Pour revenir aux franco-algériens, il est arrivé que des joueurs expriment publiquement leur regret d’avoir boudé l’Algérie, mais seulement une fois éjectés de l’équipe de France où les places sont excessivement chères. C’est le cas de Camel Meriem, Samir Naceri et plus récemment Karim Benzema, même si celui-ci n’est plus convoqué chez les Bleus pour des considérations extra-sportives.

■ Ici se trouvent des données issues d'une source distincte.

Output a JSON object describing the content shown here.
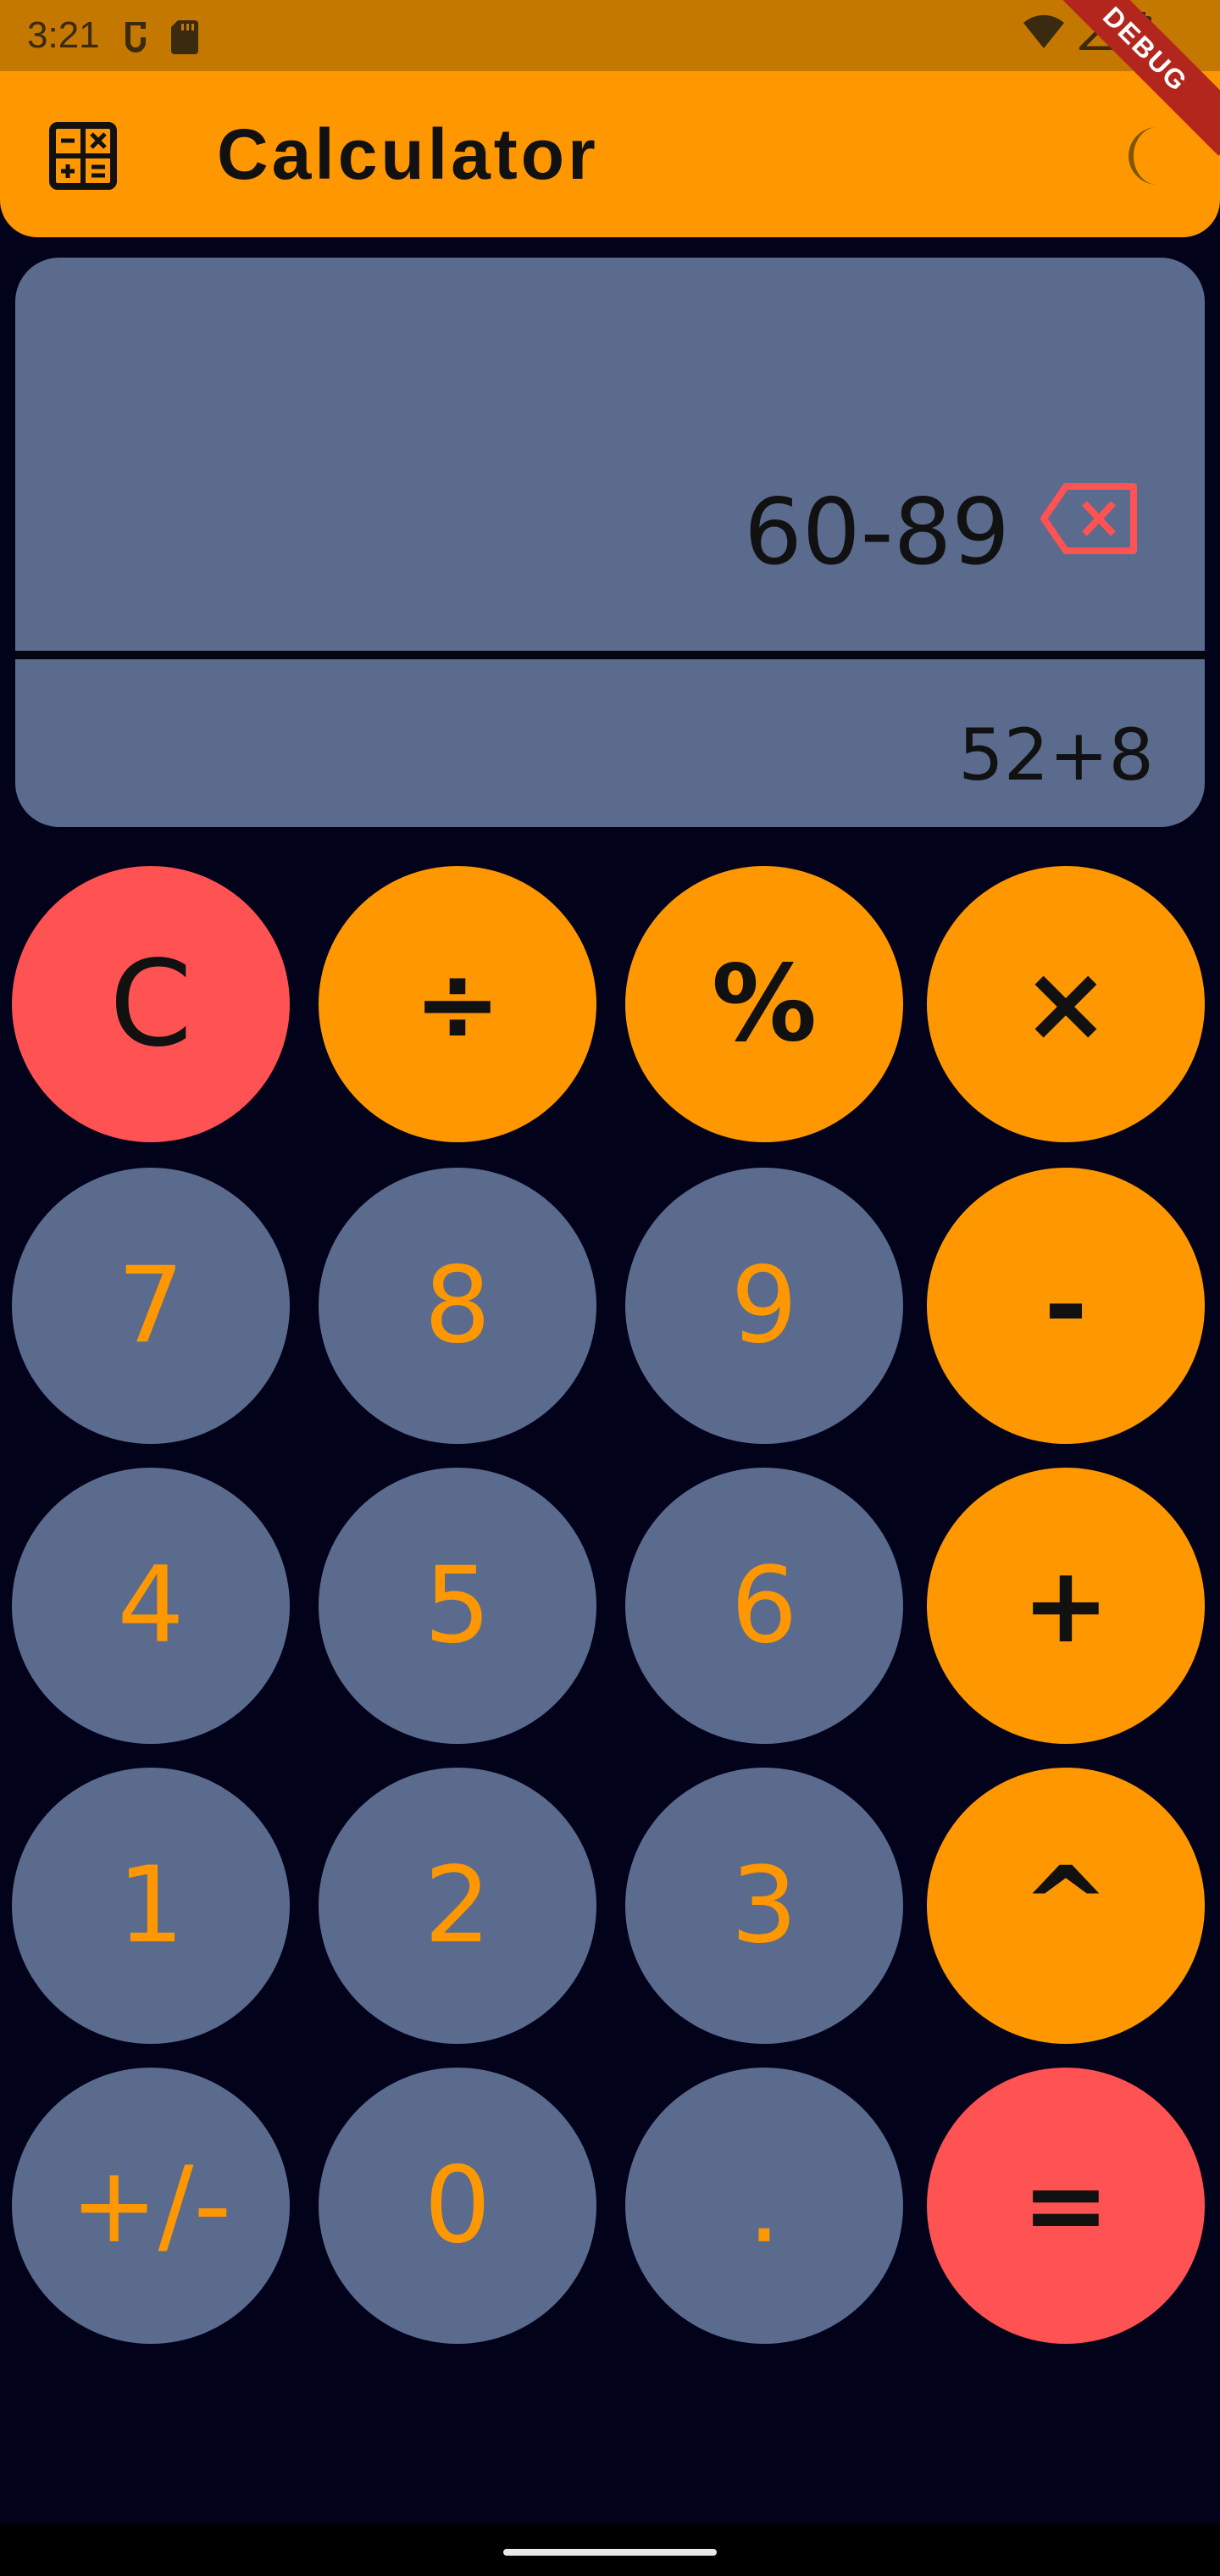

S’il subsistait encore une possibilité juridique pour l’attaquant du Real de jouer pour l’Algérie, et s’il en exprime plus clairement l’envie, il serait maladroit de lui fermer la porte. D’abord parce que c’est un joueur de classe mondiale, ensuite parce qu’il n’a jamais caché son attachement au pays de ses origines. Comme tous les autres, il avait, en optant pour la France, fait un choix de carrière et non de patrie.